Pour le moment ! Elle est en colère, la demoiselle. Et même très en colère ! Une colère homérique, diront les férus d’Antiquité ! Mademoiselle, écrivais-je donc, est très remontée contre ses géniteurs qu’elle accuse d’avoir posté des photos d’elle sur Facebook lorsqu’elle était enfant. Selon son avocat, ce manège a duré sept longues années et aucun moment de sa vie intime de cette époque n’a été protégé par ses parents. Ces derniers ont partagé pas moins de 500 clichés de leur adorable gamine avec leur réseau qui compte plus de 700 personnes.

A 18 ans, donc majeure, Fraulein XY veut faire payer à ses parents leur indélicatesse qui leur a fait exposer son intimité sur la place publique. Pour vous donner une idée de l’intimité dont il est question, selon le journal autrichien The Local, cela va des clichés pris lorsqu’elle était dans son berceau aux premiers pas de la gamine, en passant par les premiers boutons d’acné, le changement des couches, le passage du pot au siège des toilettes, la première sortie à vélo sans les roulettes, les cours de poterie, etc. Que croyez-vous que notre demoiselle a fait ou s’apprête à faire ? Questions à 1000 dollars ! Si vous avez suivi notre narration, bingo ! Dans le cas échéant, donnez votre langue au gros matou de Vienne.

Mademoiselle-La-Furie-Contre-Ses-Parents-Et-Facebook a simplement porté l’affaire devant les juridictions compétentes sous la forme d’une plainte en bonne et due forme contre ses géniteurs, par l’entremise de Me Michael Rami, rapporte le journal autrichien dans un article paru la semaine dernière. De toute évidence, me Rami s’apprête à gagner un procès facile à plaider mais retentissant… qui fera certainement jurisprudence. Selon Me Rami, l’indignation de sa cliente de 18 ans n’est pas près de retomber puisque, parlant de ses parents, elle accuse : “Ils étaient sans honte et sans limites”.

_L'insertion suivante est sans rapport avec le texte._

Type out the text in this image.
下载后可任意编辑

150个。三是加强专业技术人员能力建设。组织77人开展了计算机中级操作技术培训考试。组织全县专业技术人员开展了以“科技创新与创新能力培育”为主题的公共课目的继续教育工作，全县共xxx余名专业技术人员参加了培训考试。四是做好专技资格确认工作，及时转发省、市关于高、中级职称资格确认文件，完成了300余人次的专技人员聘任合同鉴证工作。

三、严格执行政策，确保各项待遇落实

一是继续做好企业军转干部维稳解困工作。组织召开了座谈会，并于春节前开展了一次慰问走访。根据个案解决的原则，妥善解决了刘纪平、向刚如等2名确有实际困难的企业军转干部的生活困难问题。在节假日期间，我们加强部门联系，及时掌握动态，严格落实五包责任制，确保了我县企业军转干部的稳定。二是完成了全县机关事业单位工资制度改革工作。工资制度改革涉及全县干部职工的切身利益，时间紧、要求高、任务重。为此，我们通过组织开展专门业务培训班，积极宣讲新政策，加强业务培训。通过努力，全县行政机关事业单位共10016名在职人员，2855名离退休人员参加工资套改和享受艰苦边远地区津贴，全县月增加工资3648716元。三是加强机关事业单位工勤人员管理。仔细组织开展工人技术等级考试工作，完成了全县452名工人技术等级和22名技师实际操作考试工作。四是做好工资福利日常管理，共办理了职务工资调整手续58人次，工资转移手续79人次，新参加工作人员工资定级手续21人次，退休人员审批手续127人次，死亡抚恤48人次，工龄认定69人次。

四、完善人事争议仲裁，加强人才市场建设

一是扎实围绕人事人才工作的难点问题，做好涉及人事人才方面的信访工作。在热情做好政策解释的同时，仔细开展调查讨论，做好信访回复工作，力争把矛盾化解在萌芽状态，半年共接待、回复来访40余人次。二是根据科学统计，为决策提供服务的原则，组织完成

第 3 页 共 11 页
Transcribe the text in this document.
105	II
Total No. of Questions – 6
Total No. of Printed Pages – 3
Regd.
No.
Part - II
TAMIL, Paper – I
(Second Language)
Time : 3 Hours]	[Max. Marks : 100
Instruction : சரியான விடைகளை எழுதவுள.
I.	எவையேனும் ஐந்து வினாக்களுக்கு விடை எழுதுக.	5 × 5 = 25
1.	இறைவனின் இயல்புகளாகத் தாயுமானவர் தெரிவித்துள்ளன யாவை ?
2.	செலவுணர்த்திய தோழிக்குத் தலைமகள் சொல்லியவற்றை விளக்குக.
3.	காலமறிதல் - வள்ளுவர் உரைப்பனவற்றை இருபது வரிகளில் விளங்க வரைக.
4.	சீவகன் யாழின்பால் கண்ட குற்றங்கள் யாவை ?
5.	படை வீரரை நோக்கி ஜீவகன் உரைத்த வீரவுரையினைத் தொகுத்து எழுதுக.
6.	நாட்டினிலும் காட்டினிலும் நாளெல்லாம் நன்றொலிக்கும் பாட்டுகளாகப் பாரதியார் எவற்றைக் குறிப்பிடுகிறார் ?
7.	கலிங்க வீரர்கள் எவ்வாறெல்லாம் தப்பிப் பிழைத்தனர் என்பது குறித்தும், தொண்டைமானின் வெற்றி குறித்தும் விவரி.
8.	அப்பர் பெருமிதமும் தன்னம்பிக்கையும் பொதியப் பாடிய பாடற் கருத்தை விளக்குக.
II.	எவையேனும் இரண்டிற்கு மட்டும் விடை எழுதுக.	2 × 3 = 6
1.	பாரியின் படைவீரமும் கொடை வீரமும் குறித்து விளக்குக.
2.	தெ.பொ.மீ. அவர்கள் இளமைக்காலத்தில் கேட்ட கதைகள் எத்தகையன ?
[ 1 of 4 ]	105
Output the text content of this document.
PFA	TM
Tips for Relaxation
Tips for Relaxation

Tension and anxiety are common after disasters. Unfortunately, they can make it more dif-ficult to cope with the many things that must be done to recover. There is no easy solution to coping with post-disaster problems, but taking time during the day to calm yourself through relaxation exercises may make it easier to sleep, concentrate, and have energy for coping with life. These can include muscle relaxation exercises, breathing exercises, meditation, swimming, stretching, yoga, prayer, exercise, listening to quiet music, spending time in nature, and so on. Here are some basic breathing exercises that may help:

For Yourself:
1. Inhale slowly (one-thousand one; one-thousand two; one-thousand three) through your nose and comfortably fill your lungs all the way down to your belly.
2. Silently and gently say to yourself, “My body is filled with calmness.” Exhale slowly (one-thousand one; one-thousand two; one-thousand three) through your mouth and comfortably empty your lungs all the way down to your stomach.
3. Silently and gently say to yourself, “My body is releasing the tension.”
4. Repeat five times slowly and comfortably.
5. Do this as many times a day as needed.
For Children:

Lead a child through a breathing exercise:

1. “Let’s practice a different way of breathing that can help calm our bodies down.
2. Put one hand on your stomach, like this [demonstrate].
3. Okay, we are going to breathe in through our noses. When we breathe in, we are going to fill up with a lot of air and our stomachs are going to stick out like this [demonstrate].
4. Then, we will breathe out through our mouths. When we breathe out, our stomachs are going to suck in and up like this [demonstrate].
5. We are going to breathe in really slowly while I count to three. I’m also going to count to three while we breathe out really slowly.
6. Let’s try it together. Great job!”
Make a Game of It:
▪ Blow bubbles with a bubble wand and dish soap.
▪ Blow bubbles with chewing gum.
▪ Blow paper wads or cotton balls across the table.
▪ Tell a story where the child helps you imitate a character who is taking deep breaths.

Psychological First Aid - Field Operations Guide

La bonne affaire, c’est donc pour Me Rami. Il se frotte déjà les mains dans la perspective du procès prévu pour le mois de novembre. Selon le journal qui révèle cette affaire familiale, si l’avocat parvient à prouver que ces photos diffusées sur le réseau social “violent le droit à la vie privée de la jeune femme”, alors il est rassuré que sa cliente pourrait remporter haut la main le procès. Et ce procès serait alors une première qui donnerait à réfléchir aux parents imprudents qui s’empressent de poster sur les réseaux sociaux les photos de leur progéniture parfois dans des postures fort délicates.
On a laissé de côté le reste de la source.